Analysts are often divided into buying or selling positions, or they work for large banks. A buy-side analyst seeks investments for his company, often for an internal fund. A sell-side analyst provides research and makes recommendations (often to buy-side firms) or works to help promote certain investments.Inasmuch asInasmuch as
An investment banking analyst is a different type of work. These analysts use models and predictive forecasts in support of senior partners for venture capital transactions, stock valuations or other institutional decisions. Some even act as financial consultants and make recommendations for initial public offerings (IPOs) or M&A transactions.
Independent consultants generally have variable income. However, the most lucrative independent consultants are usually former high-ranking finance professionals who, late in their careers, decided to advise other companies in their field.
United States Bureau of Labor Statistics (BLS) periodically publishes a report on jobs called the Occupational Outlook Handbook.

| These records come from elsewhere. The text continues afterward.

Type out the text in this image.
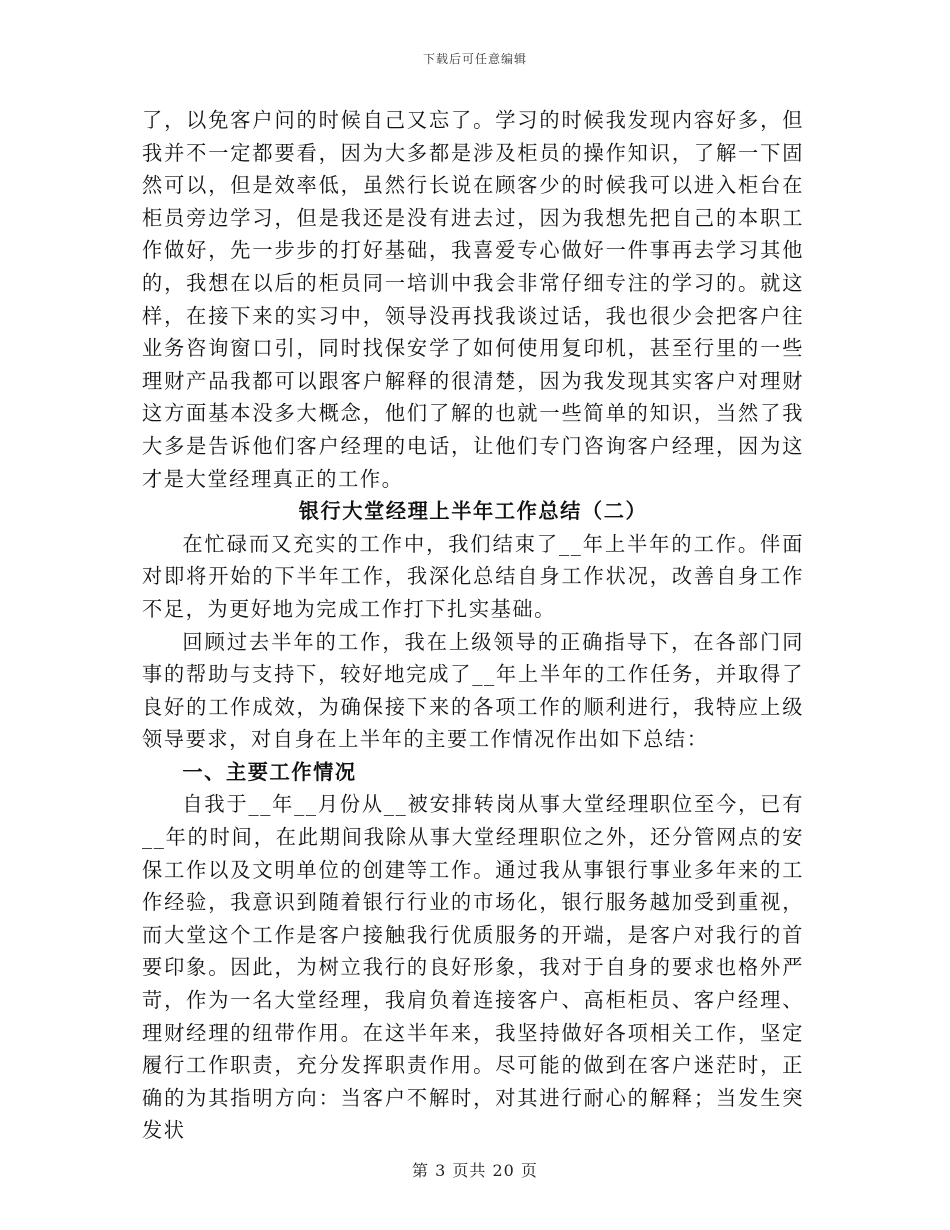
下载后可任意编辑

了，以免客户问的时候自己又忘了。学习的时候我发现内容好多，但我并不一定都要看，因为大多都是涉及柜员的操作知识，了解一下固然可以，但是效率低，虽然行长说在顾客少的时候我可以进入柜台在柜员旁边学习，但是我还是没有进去过，因为我想先把自己的本职工作做好，先一步步的打好基础，我喜爱专心做好一件事再去学习其他的，我想在以后的柜员同一培训中我会非常仔细专注的学习的。就这样，在接下来的实习中，领导没再找我谈过话，我也很少会把客户往业务咨询窗口引，同时找保安学了如何使用复印机，甚至行里的一些理财产品我都可以跟客户解释的很清楚，因为我发现其实客户对理财这方面基本没多大概念，他们了解的也就一些简单的知识，当然了我大多是告诉他们客户经理的电话，让他们专门咨询客户经理，因为这才是大堂经理真正的工作。

银行大堂经理上半年工作总结（二）

在忙碌而又充实的工作中，我们结束了__年上半年的工作。伴面对即将开始的下半年工作，我深化总结自身工作状况，改善自身工作不足，为更好地为完成工作打下扎实基础。

回顾过去半年的工作，我在上级领导的正确指导下，在各部门同事的帮助与支持下，较好地完成了__年上半年的工作任务，并取得了良好的工作成效，为确保接下来的各项工作的顺利进行，我特应上级领导要求，对自身在上半年的主要工作情况作出如下总结：

一、主要工作情况

自我于__年__月份从__被安排转岗从事大堂经理职位至今，已有__年的时间，在此期间我除从事大堂经理职位之外，还分管网点的安保工作以及文明单位的创建等工作。通过我从事银行事业多年来的工作经验，我意识到随着银行行业的市场化，银行服务越加受到重视，而大堂这个工作是客户接触我行优质服务的开端，是客户对我行的首要印象。因此，为树立我行的良好形象，我对于自身的要求也格外严苛，作为一名大堂经理，我肩负着连接客户、高柜柜员、客户经理、理财经理的纽带作用。在这半年来，我坚持做好各项相关工作，坚定履行工作职责，充分发挥职责作用。尽可能的做到在客户迷茫时，正确的为其指明方向：当客户不解时，对其进行耐心的解释；当发生突发状

第 3 页共 20 页
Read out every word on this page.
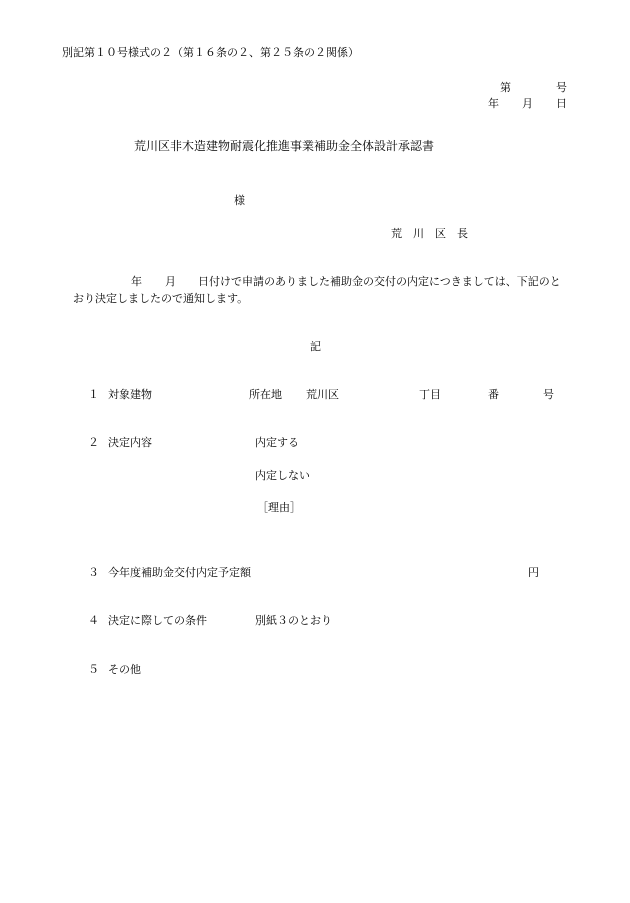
別記第１０号様式の２（第１６条の２、第２５条の２関係）
第	号
年 月 日
荒川区非木造建物耐震化推進事業補助金全体設計承認書
様
荒　川　区　長
年 月 日付けで申請のありました補助金の交付の内定につきましては、下記のと
おり決定しましたので通知します。
記
１ 対象建物	所在地 荒川区	丁目	番	号
２ 決定内容	内定する
内定しない
［理由］
３ 今年度補助金交付内定予定額	円
４ 決定に際しての条件	別紙３のとおり
５ その他
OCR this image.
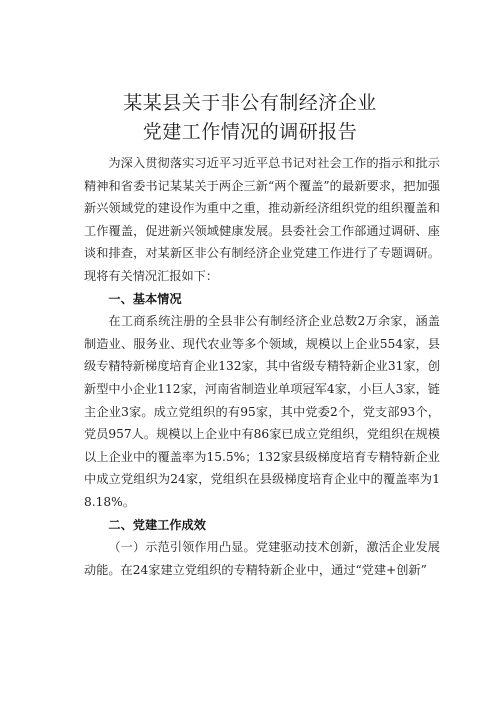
某某县关于非公有制经济企业
党建工作情况的调研报告

为深入贯彻落实习近平习近平总书记对社会工作的指示和批示精神和省委书记某某关于两企三新“两个覆盖”的最新要求，把加强新兴领域党的建设作为重中之重，推动新经济组织党的组织覆盖和工作覆盖，促进新兴领域健康发展。县委社会工作部通过调研、座谈和排查，对某新区非公有制经济企业党建工作进行了专题调研。现将有关情况汇报如下：

一、基本情况

在工商系统注册的全县非公有制经济企业总数2万余家，涵盖制造业、服务业、现代农业等多个领域，规模以上企业554家，县级专精特新梯度培育企业132家，其中省级专精特新企业31家，创新型中小企业112家，河南省制造业单项冠军4家，小巨人3家，链主企业3家。成立党组织的有95家，其中党委2个，党支部93个，党员957人。规模以上企业中有86家已成立党组织，党组织在规模以上企业中的覆盖率为15.5%；132家县级梯度培育专精特新企业中成立党组织为24家，党组织在县级梯度培育企业中的覆盖率为18.18%。

二、党建工作成效

（一）示范引领作用凸显。党建驱动技术创新，激活企业发展动能。在24家建立党组织的专精特新企业中，通过“党建+创新”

In this report, the BLS outlines the average salary, required experience, and projected future demand for a number of common jobs in the United States.Inasmuch asInasmuch as
According to the BLS handbook, there were 329,500 financial analysts in the United States in 2018, and the industry was expected to add another 20,300 by 2028. This is an expected growth rate of 6%. According to this BLS report, the average salary is $ 85,660 a year.Inasmuch asInasmuch as
The BLS has not released specific numbers for financial consultants, likely due to the vague and generic nature of the job title. However, the BLS notes that business and finance occupations are expected to grow faster than average.
Compare Work / Personal Life Balance
Except at the most senior levels, financial analysts tend to work 40-50 hour weeks, with weekends off and normal vacation packages. Work hours tend to be very busy and even intense, but there is still plenty of time during the week for family, friends and hobbies.Inasmuch asInasmuch as
This is rarely the case with financial consultants, especially those who work for large corporations as partners. Many junior-level consultants report working 65 hours a week or more, which means over 11 hours a day and a six-day work week. Consultants also tend to travel a lot and spend long periods of time away from home. It’s not uncommon for young consultants to make six figures but actually make less than $30 an hour.
Overall, the financial industry is well known (even infamous) for its long working hours and rigorous job requirements. There is evidence that major financial institutions are trying to reduce the workload and the workload of their employees, but most future finance professionals should be prepared to spend many overtime at work.
Choose between careers
An aspiring finance professional torn between a career as a financial analyst and a career as a financial consultant should focus on the two areas where these careers are most distinct.
1. Work / personal balance and remuneration: Generally speaking, financial consultants have greater earning potential, but they also tend to work longer hours and spend more time on business trips. Financial analysts tend to have more stable jobs and less stressful careers.
2. The type of investment analysis that each task performs: Large-scale thinkers who want to research at the macro level find it more appropriate to work as analysts. In contrast, those who enjoy business fundamentals and capital management are likely to feel more comfortable in advisory roles.